Disclosures to Persons Assisting in Your Care or Payment for Your Care: We may disclose information to individuals involved in your care or in the payment for your care. This includes people and organizations that are part of your “circle of care” — such as your spouse, your other doctors, or an aide who may be providing services to you. We may also use and disclose health and other private information about a patient for disaster relief efforts and to notify persons responsible for a patient’s care about a patient’s location, general condition or death. Generally, we will obtain your verbal agreement before using or disclosing health and other private information in this way. However, under certain circumstances, such as in an emergency situation, we may make these uses and disclosures without your agreement.
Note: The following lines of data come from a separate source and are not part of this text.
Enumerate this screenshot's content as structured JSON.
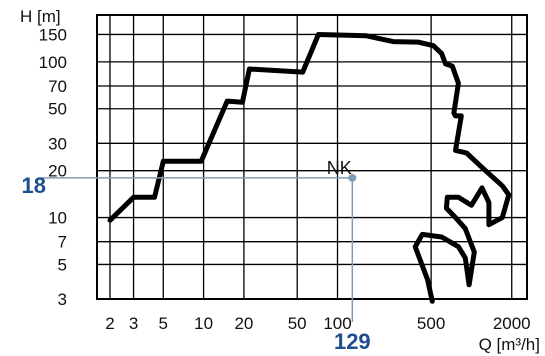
{
  "chart_data": {
    "type": "line",
    "title": "",
    "xlabel": "Q [m³/h]",
    "ylabel": "H [m]",
    "x_scale": "log",
    "y_scale": "log",
    "xlim": [
      1.6,
      2600
    ],
    "ylim": [
      3,
      200
    ],
    "grid": true,
    "x_ticks": [
      {
        "value": 2,
        "label": "2"
      },
      {
        "value": 3,
        "label": "3"
      },
      {
        "value": 5,
        "label": "5"
      },
      {
        "value": 10,
        "label": "10"
      },
      {
        "value": 20,
        "label": "20"
      },
      {
        "value": 50,
        "label": "50"
      },
      {
        "value": 100,
        "label": "100"
      },
      {
        "value": 500,
        "label": "500"
      },
      {
        "value": 2000,
        "label": "2000"
      }
    ],
    "y_ticks": [
      {
        "value": 3,
        "label": "3"
      },
      {
        "value": 5,
        "label": "5"
      },
      {
        "value": 7,
        "label": "7"
      },
      {
        "value": 10,
        "label": "10"
      },
      {
        "value": 20,
        "label": "20"
      },
      {
        "value": 30,
        "label": "30"
      },
      {
        "value": 50,
        "label": "50"
      },
      {
        "value": 70,
        "label": "70"
      },
      {
        "value": 100,
        "label": "100"
      },
      {
        "value": 150,
        "label": "150"
      }
    ],
    "series": [
      {
        "name": "NK",
        "color": "#000000",
        "closed": false,
        "points": [
          [
            2,
            9.6
          ],
          [
            3,
            13.5
          ],
          [
            4.3,
            13.5
          ],
          [
            5,
            23
          ],
          [
            9.6,
            23
          ],
          [
            15,
            56
          ],
          [
            19.5,
            55
          ],
          [
            22,
            90
          ],
          [
            55,
            86
          ],
          [
            72,
            150
          ],
          [
            165,
            147
          ],
          [
            260,
            135
          ],
          [
            400,
            134
          ],
          [
            520,
            127
          ],
          [
            600,
            113
          ],
          [
            640,
            97
          ],
          [
            720,
            94
          ],
          [
            800,
            73
          ],
          [
            740,
            47
          ],
          [
            760,
            45
          ],
          [
            840,
            45
          ],
          [
            760,
            27
          ],
          [
            920,
            26
          ],
          [
            1200,
            21
          ],
          [
            1700,
            16
          ],
          [
            1900,
            14
          ],
          [
            1700,
            10
          ],
          [
            1350,
            9
          ],
          [
            1350,
            12.5
          ],
          [
            1200,
            15.5
          ],
          [
            1000,
            12
          ],
          [
            800,
            13.5
          ],
          [
            660,
            13.5
          ],
          [
            650,
            11.5
          ],
          [
            760,
            10
          ],
          [
            900,
            8.5
          ],
          [
            1050,
            6
          ],
          [
            960,
            3.7
          ],
          [
            900,
            5.5
          ],
          [
            800,
            6.5
          ],
          [
            600,
            7.5
          ],
          [
            430,
            7.8
          ],
          [
            380,
            6.5
          ],
          [
            470,
            4
          ],
          [
            510,
            2.9
          ]
        ]
      }
    ],
    "annotations": [
      {
        "text": "NK",
        "x": 100,
        "y": 18
      },
      {
        "text": "18",
        "axis": "y",
        "value": 18
      },
      {
        "text": "129",
        "axis": "x",
        "value": 129
      }
    ],
    "marker": {
      "x": 129,
      "y": 18,
      "color": "#7f9db8",
      "label_color": "#1f4e8c"
    }
  }
}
Appointment Reminders: We may use and disclose medical information to contact you as a reminder that you have an appointment or that you should schedule an appointment.

Treatment Alternatives: We may use and disclose your personal health and other private information in order to tell you about or recommend possible treatment options, alternatives or health-related services that may be of interest to you.

OTHER USES AND DISCLOSURES OF PERSONAL INFORMATION

We are required to obtain written authorization from you for any other uses and disclosures of medical information other than those described above. If you provide us with such permission, you may revoke that permission, in writing, at any time. If you revoke your permission, we will no longer use or disclose personal information about you for the reasons covered by your written authorization, except to the extent we have already relied on your original permission.